Restaurants, bars worry end to pandemic patio allowances will hurt bottom line
Temporary patios that were allowed during pandemic will have to close by June 1
It's been a long two years for businesses in B.C., with restaurants and bars being particularly affected, and upcoming changes to patio permits could make things even more difficult just as things were expected to start getting better.
When the province had to limit the amount of people indoors for COVID safety, bars and restaurants struggled, but a temporary expanded service area (TESA) allowed them to create temporary patios so customers could enjoy their food and drinks outdoors.
The provincial temporary patio allowance is ending June 1, leaving restaurants and bars scrambling to apply for permits.
"They've actually added a lot of complexity that didn't exist [before]," Ken Beattie, the executive director of B.C. Craft Brewers Guild said in an interview with CBC's The Early Edition.
Dan Webster, co-owner of Container Brewing, said the COVID patio allowance was essential for businesses.
"With the restrictions that were put in place from Dr. [Bonnie] Henry's advice, not having as many people indoors, it was really the only way we could survive, having people outside," he told CBC News.
"It's like pre-pandemic or the pandemic never existed and all of a sudden we're mired in architectural plans and permits and all these extra layered costs, which we've estimated the average cost for like a six-square-metre patio is $5,000," Beattie said.
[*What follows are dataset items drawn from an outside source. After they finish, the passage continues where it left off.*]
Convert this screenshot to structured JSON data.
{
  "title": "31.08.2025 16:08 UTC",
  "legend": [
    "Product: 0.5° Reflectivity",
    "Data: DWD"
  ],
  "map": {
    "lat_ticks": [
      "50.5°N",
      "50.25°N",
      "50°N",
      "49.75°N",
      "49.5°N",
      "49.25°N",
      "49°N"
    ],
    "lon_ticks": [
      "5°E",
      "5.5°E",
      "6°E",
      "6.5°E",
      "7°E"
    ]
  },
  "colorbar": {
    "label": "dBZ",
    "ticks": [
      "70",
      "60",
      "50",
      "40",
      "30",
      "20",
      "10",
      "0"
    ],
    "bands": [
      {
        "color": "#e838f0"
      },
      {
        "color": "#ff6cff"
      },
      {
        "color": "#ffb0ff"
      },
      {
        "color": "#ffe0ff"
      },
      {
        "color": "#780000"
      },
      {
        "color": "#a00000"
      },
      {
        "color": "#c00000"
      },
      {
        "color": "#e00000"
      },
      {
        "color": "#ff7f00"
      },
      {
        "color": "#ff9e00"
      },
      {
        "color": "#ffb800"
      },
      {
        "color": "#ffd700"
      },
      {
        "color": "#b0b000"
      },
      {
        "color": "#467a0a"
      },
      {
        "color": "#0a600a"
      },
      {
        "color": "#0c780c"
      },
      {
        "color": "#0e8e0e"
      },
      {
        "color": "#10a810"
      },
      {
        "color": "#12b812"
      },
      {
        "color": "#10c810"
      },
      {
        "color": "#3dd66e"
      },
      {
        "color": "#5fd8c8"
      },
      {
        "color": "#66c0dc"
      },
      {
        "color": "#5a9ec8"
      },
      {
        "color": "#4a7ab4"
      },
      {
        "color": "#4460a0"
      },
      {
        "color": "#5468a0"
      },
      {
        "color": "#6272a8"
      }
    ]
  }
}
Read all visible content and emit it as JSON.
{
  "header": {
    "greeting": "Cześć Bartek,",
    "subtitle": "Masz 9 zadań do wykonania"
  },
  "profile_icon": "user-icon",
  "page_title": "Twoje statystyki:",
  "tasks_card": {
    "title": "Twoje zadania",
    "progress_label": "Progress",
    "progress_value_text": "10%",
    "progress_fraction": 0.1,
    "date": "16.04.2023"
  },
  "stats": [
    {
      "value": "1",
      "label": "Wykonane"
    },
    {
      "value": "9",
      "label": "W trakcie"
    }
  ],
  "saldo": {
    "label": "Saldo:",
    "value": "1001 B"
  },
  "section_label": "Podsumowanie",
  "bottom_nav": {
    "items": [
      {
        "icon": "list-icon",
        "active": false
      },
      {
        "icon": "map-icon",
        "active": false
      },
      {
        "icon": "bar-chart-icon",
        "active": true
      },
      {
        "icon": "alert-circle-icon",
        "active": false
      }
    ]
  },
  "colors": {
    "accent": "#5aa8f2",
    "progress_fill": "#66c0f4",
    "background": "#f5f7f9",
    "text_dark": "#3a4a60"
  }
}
The City of Vancouver says it is aware of businesses' concerns about costs and requirements.
"The city understands that 2022 may be the first year that many businesses will be required to pay a permit fee or submit architectural drawings for a patio and this may be frustrating to many," Lisa Parker, director of public space and street use for the City of Vancouver, said in a statement sent to CBC News.
"Staff are committed to continuing to work with the industry and businesses through this process in the same spirit as the last two years of the program to listen and collaborate and find solutions."
Beattie says this isn't a problem only affecting the City of Vancouver. He's heard that business owners and operators in Smithers, Squamish and Kelowna are feeling the same way.
"It's definitely frustrating," Webster said. "We don't really understand what's happening because at this point I'm pessimistic that the permanent patio will be permitted in time for the peak season."